Your terminal saves a history or all the commands committed over a period of time or a bash history. Each history is stored with a collection of other information as a bash session. Each bash session has a timestamp associated with an id and a store of all the commands that were committed during a set period of time. Dope right!

Each session can also be loaded into your bash_profile in essence restoring that session which is also a neat trick. Any way How do I see/ use all this cool shit? Easy peasy.

history

With the bash command history typed into your terminal a log of the previous (defaulted to 500) commands typed into your terminal will be displayed.

You can update the length of record in a few easy steps.

First you need to access your Terminal by opening that Search in your applications folder in your Finder File-Manager.

Next type history Voila your terminal history.
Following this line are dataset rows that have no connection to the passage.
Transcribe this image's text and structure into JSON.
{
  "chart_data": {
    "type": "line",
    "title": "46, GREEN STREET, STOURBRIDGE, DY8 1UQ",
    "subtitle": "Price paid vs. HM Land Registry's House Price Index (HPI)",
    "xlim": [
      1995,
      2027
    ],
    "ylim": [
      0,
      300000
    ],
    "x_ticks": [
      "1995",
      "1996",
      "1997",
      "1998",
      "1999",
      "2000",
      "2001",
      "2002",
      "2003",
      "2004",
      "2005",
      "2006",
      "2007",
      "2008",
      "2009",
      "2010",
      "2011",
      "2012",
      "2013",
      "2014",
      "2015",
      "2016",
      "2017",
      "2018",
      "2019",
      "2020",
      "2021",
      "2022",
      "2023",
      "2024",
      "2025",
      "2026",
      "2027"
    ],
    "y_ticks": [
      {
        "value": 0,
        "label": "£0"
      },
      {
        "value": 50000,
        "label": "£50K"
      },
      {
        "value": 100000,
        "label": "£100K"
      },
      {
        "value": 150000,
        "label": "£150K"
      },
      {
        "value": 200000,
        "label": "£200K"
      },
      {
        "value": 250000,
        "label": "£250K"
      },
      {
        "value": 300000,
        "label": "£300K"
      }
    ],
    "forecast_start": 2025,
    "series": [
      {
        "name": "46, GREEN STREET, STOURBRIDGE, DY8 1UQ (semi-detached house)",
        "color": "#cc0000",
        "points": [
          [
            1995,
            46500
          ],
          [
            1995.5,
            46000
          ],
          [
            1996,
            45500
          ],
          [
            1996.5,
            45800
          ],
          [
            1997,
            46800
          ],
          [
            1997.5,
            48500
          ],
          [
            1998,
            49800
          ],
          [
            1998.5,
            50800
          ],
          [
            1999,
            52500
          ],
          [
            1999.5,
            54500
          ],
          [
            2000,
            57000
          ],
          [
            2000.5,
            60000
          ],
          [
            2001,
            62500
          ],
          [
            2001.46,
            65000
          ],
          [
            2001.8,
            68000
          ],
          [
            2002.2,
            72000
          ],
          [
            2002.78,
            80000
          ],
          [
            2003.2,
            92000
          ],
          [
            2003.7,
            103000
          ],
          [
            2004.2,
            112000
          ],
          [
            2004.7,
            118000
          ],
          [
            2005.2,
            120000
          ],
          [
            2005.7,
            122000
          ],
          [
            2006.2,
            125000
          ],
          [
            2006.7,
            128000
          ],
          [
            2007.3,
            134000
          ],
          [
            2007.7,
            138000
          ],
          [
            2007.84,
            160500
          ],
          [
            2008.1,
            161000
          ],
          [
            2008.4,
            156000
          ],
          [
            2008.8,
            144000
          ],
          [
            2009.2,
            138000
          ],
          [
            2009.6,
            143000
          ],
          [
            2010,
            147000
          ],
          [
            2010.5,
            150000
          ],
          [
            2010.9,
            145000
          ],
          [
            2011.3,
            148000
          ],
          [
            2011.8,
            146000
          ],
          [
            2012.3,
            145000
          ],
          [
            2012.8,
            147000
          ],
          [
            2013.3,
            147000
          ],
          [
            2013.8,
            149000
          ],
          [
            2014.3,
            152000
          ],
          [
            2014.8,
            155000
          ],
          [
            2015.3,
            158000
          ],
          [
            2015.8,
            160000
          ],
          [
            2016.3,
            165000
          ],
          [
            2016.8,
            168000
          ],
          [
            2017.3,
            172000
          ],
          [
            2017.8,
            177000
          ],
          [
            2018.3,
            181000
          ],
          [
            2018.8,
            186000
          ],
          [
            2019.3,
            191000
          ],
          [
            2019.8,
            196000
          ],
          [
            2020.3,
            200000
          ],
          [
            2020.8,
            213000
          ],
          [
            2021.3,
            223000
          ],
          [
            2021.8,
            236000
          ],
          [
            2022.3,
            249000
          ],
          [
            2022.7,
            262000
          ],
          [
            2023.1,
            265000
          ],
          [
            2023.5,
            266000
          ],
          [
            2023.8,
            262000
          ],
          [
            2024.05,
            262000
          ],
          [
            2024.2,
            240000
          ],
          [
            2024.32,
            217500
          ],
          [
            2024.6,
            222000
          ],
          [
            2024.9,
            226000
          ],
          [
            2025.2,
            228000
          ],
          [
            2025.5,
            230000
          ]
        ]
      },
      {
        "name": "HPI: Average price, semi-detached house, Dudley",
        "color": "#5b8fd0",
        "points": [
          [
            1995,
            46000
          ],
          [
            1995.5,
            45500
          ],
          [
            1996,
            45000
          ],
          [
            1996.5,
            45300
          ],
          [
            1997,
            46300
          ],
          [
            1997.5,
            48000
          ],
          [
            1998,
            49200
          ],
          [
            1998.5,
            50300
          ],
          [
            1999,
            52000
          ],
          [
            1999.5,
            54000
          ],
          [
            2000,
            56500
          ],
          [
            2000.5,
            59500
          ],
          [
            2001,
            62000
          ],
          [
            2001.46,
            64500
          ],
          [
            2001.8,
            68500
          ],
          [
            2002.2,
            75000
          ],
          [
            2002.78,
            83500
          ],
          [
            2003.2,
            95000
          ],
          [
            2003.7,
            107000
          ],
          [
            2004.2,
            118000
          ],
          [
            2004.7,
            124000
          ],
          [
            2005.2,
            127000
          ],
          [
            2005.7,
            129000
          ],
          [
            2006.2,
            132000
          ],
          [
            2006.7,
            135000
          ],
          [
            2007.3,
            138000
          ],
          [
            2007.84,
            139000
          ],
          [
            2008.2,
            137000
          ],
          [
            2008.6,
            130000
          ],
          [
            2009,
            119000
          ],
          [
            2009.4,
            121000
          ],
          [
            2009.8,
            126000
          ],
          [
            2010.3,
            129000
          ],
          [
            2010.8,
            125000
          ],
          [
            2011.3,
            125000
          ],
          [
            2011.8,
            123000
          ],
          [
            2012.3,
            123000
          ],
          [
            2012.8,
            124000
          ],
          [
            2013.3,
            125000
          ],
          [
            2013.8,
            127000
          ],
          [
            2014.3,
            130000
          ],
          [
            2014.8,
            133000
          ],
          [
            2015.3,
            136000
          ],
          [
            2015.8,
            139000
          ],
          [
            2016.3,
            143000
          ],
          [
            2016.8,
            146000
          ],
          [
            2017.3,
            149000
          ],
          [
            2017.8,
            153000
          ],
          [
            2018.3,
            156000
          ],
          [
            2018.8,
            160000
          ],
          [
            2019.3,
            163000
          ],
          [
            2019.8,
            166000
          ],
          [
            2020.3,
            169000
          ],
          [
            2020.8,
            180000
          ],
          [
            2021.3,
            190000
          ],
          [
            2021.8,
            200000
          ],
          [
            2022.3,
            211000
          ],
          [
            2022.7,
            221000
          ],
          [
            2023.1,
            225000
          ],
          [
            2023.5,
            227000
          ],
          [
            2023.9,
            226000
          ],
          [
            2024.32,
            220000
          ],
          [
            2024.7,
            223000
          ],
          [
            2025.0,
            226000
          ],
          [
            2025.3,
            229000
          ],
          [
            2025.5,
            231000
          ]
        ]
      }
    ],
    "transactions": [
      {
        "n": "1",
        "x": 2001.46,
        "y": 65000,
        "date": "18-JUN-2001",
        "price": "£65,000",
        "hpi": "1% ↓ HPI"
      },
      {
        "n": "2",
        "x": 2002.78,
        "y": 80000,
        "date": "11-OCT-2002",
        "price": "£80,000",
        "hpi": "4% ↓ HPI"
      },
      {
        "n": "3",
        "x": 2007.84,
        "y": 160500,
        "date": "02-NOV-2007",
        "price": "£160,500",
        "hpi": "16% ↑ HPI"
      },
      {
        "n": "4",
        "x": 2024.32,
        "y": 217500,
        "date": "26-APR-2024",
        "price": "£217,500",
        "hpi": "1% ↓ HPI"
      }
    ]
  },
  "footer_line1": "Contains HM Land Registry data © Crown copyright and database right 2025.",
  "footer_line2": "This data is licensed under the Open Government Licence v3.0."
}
lol you typed the same command three times 3 different ways then moved files three times and tried the command a fourth way then went back to the original file ls'ed it then typed the fourth command a fourth time.
Oh you goof you! xP

Now checkout your bash_profile because next you need to edit that file.

nano -w ~/.bash_profile

Now you're cookin with gasoline so be careful I guess. There's a way to undo stuff in here (your bash_profile), but maybe you have some dope custom bash commands that you don't want to mess up or you didn't set up your bash_profile and got ran a command at some point that did and you aren't quite sure what all of the commands are that have been added and the file is full' of comments; it's all ugly and you dont know whats what in this jungle of a file open in your two-sizes-too-small, why-is-it-mustard-colored, terminal, so don't fuck with anything.

or maybe it just says path and has a path and that's about it.

Anyway your bash_profile looks you don't want to break anything you just want to either edit or add the lines(choose your own number; blank is ∞):

HISTSIZE=613511236114111118312
HISTFILESIZE=613511236114111118312

hint: use the control + W command to search in file open in a nano editor

Now you have an awesomely long bash history. If you ever need to find something again well you can. You're welcome. Now when you get all pissed off because you defined a variable in your bash window and can't re-assign it or something (I'm coming up with these on the spot, nothing to go off yet :) don't fret. You can delete your bash history...yes it's possible.

with the quick and dirty command

history -c

and it's gone.

Now for next time, .bash_sessions, restoring past histories, restoring past sessions, and saving the world one command at a time.

for fun check out some files in your /Users/<your-username-here>/.bash_sessions file

It's got everything you need to look deeply into your past. Soooo Deep you can almost touch it!